Omnes gentes, pláudite mánibus: * jubiláte Deo in voce exsultatiónis.
Quóniam Dóminus excélsus, terríbilis: * Rex magnus super omnem terram.
Subjécit pópulos nobis: * et gentes sub pédibus nostris.
Elégit nobis hereditátem suam: * spéciem Jacob, quam diléxit.
Ascéndit Deus in júbilo: * et Dóminus in voce tubæ.
 Psállite Deo nostro, psállite: * psállite Regi nostro, psállite.
Quóniam Rex omnis terræ Deus: * psállite sapiénter.
Regnábit Deus super gentes: * Deus sedet super sedem sanctam suam.
Príncipes populórum congregáti sunt cum Deo Ábraham: * quóniam dii fortes terræ veheménter eleváti sunt.

- English

O clap your hands, all ye nations: * shout unto God with the voice of joy,
For the Lord is high, terrible: * a great king over all the earth.
He hath subdued the people under us; * and the nations under our feet.
He hath chosen for us his inheritance, * the beauty of Jacob which he hath loved.
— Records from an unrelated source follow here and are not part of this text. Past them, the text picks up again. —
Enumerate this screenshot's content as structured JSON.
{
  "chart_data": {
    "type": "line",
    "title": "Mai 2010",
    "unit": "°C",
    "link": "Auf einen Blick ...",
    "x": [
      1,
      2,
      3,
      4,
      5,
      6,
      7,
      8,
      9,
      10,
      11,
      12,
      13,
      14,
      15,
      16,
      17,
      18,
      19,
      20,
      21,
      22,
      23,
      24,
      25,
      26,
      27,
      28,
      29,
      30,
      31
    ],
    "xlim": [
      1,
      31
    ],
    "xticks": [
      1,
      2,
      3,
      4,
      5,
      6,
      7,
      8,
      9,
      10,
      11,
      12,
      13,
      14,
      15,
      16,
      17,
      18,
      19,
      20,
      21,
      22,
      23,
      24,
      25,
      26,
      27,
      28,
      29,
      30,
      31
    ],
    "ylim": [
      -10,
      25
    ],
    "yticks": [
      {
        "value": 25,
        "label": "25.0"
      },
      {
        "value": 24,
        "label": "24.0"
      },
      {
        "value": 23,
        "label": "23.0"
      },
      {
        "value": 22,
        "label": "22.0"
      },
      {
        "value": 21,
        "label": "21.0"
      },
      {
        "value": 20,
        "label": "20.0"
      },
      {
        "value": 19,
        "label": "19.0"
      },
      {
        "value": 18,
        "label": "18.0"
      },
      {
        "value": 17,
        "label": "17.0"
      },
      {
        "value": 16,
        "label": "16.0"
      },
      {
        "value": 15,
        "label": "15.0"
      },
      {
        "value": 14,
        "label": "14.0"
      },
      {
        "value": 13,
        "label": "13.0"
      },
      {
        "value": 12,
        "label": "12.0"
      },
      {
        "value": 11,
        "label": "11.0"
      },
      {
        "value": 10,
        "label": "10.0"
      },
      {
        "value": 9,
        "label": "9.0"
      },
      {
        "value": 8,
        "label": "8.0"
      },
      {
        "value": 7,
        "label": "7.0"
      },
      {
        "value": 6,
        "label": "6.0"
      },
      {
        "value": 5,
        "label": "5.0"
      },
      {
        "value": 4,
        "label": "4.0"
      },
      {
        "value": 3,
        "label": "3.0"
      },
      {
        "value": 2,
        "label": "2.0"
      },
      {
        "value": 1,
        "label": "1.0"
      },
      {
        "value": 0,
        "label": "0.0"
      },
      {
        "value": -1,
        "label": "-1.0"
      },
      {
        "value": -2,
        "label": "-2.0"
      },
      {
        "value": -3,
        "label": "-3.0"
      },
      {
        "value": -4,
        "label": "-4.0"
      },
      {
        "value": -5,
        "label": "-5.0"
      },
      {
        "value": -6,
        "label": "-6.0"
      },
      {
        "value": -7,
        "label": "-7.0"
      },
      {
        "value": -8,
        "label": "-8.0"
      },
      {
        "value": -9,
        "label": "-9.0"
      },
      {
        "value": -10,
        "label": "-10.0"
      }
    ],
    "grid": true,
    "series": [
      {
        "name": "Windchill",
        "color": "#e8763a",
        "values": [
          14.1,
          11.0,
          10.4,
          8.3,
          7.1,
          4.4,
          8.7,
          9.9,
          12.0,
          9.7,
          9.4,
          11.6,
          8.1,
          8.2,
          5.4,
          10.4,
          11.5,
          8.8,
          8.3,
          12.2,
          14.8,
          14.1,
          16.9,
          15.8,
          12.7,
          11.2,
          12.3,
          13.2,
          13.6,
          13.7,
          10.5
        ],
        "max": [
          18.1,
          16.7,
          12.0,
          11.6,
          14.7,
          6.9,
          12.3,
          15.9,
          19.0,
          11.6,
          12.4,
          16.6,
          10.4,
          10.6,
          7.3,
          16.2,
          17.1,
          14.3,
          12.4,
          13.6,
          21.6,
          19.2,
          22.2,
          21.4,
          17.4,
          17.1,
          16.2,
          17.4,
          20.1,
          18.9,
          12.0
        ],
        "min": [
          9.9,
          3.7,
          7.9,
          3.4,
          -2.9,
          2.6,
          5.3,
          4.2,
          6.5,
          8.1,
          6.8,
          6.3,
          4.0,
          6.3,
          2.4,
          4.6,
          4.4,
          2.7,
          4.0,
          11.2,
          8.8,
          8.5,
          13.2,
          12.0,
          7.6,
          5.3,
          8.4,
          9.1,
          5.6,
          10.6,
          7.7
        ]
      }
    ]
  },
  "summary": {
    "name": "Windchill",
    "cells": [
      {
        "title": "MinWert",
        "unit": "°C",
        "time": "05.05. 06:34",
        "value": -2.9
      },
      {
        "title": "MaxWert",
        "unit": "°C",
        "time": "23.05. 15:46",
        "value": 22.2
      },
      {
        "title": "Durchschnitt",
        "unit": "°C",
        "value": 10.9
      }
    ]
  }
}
God is ascended with jubilee, * and the Lord with the sound of trumpet.
Sing praises to our God, sing ye: * sing praises to our king, sing ye.
For God is the king of all the earth: * sing ye wisely.
God shall reign over the nations: * God sitteth on his holy throne.
The princes of the people are gathered together, with the God of Abraham: * for the strong gods of the earth are exceedingly exalted.